Compartilhamento de postes é solução contra excesso de fios e cabos e melhoria dos serviços de telecomunicação

Provedores de Internet e operadoras de telecomunicações, de concessionárias de energia elétrica e associações de classe discutirão formas de compartilhar os espaços para reduzir custos e acabar com o emaranhado de cabos que se tornou problema nas cidades brasileiras

Emaranhado de fios nos postes, muitos deles pendurados sem utilidade alguma. Nos últimos anos esta cena tem sido comum nas cidades brasileiras, contribuindo para a poluição visual e colocando em risco a segurança da população. A princípio, a impressão que fica é de serviço mal feito pelas concessionárias de energia elétrica, operadoras de telecomunicações e provedores de internet.

Mas a questão é mais grave do que isso e envolve, além de fiscalização aquém da necessária, um modelo de negócios que não consegue atender a alta demanda das empresas do setor. Com o objetivo de encontrar soluções para este problema, será realizado o 1º Workshop RTI de compartilhamento de Postes como parte da NETCOM 2019, evento dos setores de Telecom e Tecnologia da Informação (TI), que acontecerá na Expo Center Norte em São Paulo, de 27 a 29 de agosto.

O 1º Workshop RTI de compartilhamento de Postes está marcado para o dia 29, das 9h às 18h, e terá como moderador, Marcius Vitale, CEO da Vitale Consultoria, coordenador do Grupo de Infraestrutura de Telecomunicações do Sindicato dos Engenheiros do Estado de São Paulo (Seesp) e Presidente da Adinatel (Associação dos Diplomados do Instituto Nacional de Telecomunicações). Haverá palestras e debates com a participação de representantes de associações de classe e empresas como Abrint, Abranet, Abramulti, Anatel, Seesp, FNE, Enel, Cemig, e também do Ministério da Economia.

Vitale explica que o problema começou após a privatização do sistema de telefonia no Brasil. Apesar dos indiscutíveis avanços, o processo possibilitou a entrada de inúmeras empresas no setor, porém, o espaço disputado para a instalação de cabos é insuficiente para atender a demanda. Antes da privatização havia, basicamente, uma empresa de telecomunicação em cada estado e concessionárias regionais de energia elétrica.

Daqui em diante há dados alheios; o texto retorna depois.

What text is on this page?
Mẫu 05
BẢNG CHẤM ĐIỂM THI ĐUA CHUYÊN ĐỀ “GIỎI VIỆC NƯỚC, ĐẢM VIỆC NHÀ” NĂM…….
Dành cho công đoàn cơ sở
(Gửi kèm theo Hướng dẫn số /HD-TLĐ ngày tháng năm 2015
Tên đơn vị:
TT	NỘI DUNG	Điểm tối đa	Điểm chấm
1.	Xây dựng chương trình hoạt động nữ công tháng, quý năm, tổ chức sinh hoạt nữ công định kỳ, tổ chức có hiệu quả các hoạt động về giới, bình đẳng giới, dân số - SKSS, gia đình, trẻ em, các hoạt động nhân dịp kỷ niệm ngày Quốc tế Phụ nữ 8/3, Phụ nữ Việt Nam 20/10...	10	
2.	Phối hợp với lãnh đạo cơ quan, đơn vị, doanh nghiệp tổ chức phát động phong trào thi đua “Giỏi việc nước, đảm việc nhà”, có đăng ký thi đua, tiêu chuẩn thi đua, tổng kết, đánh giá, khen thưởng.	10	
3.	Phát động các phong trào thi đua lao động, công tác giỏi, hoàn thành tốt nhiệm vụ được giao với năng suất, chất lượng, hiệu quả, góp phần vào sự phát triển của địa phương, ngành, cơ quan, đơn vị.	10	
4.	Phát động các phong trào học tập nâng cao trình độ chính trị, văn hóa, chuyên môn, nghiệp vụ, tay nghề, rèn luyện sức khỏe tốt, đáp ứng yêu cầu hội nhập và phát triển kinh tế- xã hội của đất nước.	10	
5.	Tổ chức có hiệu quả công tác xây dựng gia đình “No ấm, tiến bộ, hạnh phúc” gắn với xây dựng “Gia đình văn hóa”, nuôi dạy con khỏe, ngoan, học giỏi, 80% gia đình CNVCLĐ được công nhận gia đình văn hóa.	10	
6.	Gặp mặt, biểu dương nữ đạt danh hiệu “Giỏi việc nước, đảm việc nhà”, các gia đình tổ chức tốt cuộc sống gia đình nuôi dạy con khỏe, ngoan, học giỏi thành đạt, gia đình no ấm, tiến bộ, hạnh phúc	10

“Hoje, o Brasil tem quase 10 mil empresas nos setores de telecomunicações e internet. Localidades, como a região da Vila Olímpia, em São Paulo, contam com cerca de 70 operadores passando cabeamento em um espaço minúsculo, muitas vezes sem ao menos ter o projeto aprovado”, conta o especialista.

Pelas normas vigentes, a parte mais alta dos postes é usada para fixação de cabos elétricos. Abaixo, ficou determinado um espaço de 500 milímetros (meio metro), com cinco pontos de fixação de cabos de telefonia, internet e TV por assinatura. O problema está nesses 50 centímetros.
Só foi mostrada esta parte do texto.